A History of the UTBA

The UTBA was the brainchild of Tom Nolan. Tom and his wife Sonia Rodriguez started beekeeping in 2012 at an organic farm outside Toronto. Though Tom took courses from the Tech Transfer team of the Ontario Beekeepers’ Association, he also saw the value of a network of beekeepers with whom he could continue to learn and share his experiences. Tom joined the Toronto and District Beekeepers’ Association (TDBA) to get to know and network with other beekeepers. Helpful as those meetings were, they were held in Vaughan, north of Toronto, a long way to travel for beekeepers who lived downtown.

Tom met students at the University of Toronto who had started U of T Bees, with rooftop hives on university buildings, as well as other city dwellers setting up hives in the downtown area. All felt the need for a more city-centred network.

So early in 2013 Tom distributed flyers calling for the inaugural meeting of the Urban Toronto Beekeepers’ Association and rented a meeting room at Trinity St. Paul’s church in downtown Toronto. More than 40 enthusiastic people came to that meeting, some of them experienced beekeepers, and some who were looking to begin. Brian Hamlin gave the inaugural beekeeping talk and provided a variety of honeys for tasting. The UTBA was off and running.

From then on, UTBA meetings were held every month. Gradually, others joined Tom in managing the meetings and bringing in a wide range of speakers: Ontario beekeepers to talk about their apiaries; researchers who were studying honeybee genetics and bee behaviour; experts on bee pests and diseases; the impact of pesticides on pollinators; Ontario beekeeping regulations and many other topics.

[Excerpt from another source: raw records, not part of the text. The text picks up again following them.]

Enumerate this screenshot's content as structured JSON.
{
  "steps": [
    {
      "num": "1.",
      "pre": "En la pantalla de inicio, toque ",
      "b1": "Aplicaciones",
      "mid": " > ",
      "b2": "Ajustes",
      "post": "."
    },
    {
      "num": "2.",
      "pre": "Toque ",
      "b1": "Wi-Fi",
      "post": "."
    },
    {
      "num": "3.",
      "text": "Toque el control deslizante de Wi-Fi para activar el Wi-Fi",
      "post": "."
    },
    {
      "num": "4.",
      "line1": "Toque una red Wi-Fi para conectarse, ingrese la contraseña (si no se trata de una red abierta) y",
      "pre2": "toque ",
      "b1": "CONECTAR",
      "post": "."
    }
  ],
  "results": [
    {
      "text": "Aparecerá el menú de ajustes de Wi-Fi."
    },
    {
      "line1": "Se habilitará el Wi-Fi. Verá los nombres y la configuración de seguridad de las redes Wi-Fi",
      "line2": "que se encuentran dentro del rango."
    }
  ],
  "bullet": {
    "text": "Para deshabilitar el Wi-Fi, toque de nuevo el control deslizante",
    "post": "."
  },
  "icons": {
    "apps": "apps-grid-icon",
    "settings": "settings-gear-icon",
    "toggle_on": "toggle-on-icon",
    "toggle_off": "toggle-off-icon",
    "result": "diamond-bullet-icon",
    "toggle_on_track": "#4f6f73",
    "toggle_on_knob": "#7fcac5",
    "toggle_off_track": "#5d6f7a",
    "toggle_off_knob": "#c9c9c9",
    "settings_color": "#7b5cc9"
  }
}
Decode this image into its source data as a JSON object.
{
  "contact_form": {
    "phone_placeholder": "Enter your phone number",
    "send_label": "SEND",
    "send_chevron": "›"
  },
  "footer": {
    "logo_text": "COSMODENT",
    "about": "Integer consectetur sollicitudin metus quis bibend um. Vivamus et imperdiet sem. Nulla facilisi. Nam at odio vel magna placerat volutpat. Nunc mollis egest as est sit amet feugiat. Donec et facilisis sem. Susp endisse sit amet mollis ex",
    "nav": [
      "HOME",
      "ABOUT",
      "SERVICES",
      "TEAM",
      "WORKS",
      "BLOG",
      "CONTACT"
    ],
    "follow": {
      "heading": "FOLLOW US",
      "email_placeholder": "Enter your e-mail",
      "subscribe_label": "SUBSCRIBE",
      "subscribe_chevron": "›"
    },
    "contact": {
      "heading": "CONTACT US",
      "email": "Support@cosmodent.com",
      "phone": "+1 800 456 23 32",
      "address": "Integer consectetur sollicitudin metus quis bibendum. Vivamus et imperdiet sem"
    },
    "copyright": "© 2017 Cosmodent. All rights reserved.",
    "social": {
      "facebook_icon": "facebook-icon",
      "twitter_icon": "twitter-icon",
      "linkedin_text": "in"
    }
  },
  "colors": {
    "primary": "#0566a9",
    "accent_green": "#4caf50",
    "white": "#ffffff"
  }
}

Within a year UTBA branched out beyond the monthly meetings:

  • We set up a Facebook page which quickly grew to over 1000 Facebook “friends” from Toronto and beyond, eager to talk about urban beekeeping and to seek and offer advice
  • In 2014, UTBA members played a strong role in stakeholder meetings on Ontario’s proposed neonicotinoid regulations, submitting briefs to the government in support of strong regulations, and making presentations to other beekeeping organizations on the issue
  • In 2015, UTBA organized a two-day workshop with author Ross Conrad on Natural Beekeeping, attended by more than 30 Toronto beekeepers
  • In 2016, Tom Nolan was able to step back from his pivotal role in organizing meetings as more UTBA members stepped up. (Tom remains an active and valuable member of the organization.)
  • In 2017, a more formal membership process was begun, with members paying annual fees and some UTBA activities open only to members. That year, UTBA organized a swarm trap construction workshop, a hands-on Varroa monitoring event, and a workshop with Brian Scott on making splits.
  • In 2018, we organized two day-long Honey Tasting courses at the Humber Arboretum with super taster Dan Douma. We also started adding BEE Educated sessions to our monthly meetings to meet the needs of new beekeepers looking for more basic guidance. We also started to do research on local beekeeping regulations in other jurisdictions as alternatives to the 30-metre rule in the Ontario Bees Act, which makes it almost impossible to legally keep bees in the city. And one of our members was elected to the Board of Directors of the Ontario Beekeepers’ Association, to help represent small-scale and urban beekeepers.
  • In 2019, we collaborated with the Toronto District Beekeepers’ Association and organized the annual OBA Summer Meeting with pre-eminent honeybee researcher Tom Seeley as our keynote speaker. More than 80 Ontario beekeepers attended the daylong event. In addition to presentations by honeybee researchers, and practical demonstrations by local beekeepers, the meeting included tours of two nearby apiaries managed by UTBA members Fran Freeman and John Coffman, as well as a queen auction.
  • In 2020, like many other organizations we have had to adapt to Covid-19 restrictions and have started offering virtual meetings using Zoom. We have planned a new Mentorship Program, which won’t be rolled out in its initial form (hands-on mentoring) but which we hope will be able to take place on-line. We are engaging a much wider range of UTBA members in organizing UTBA meetings and events, have expanded our Coordinating Committee and are updating and reworking our website and other forms of outreach to make them more useful for our members.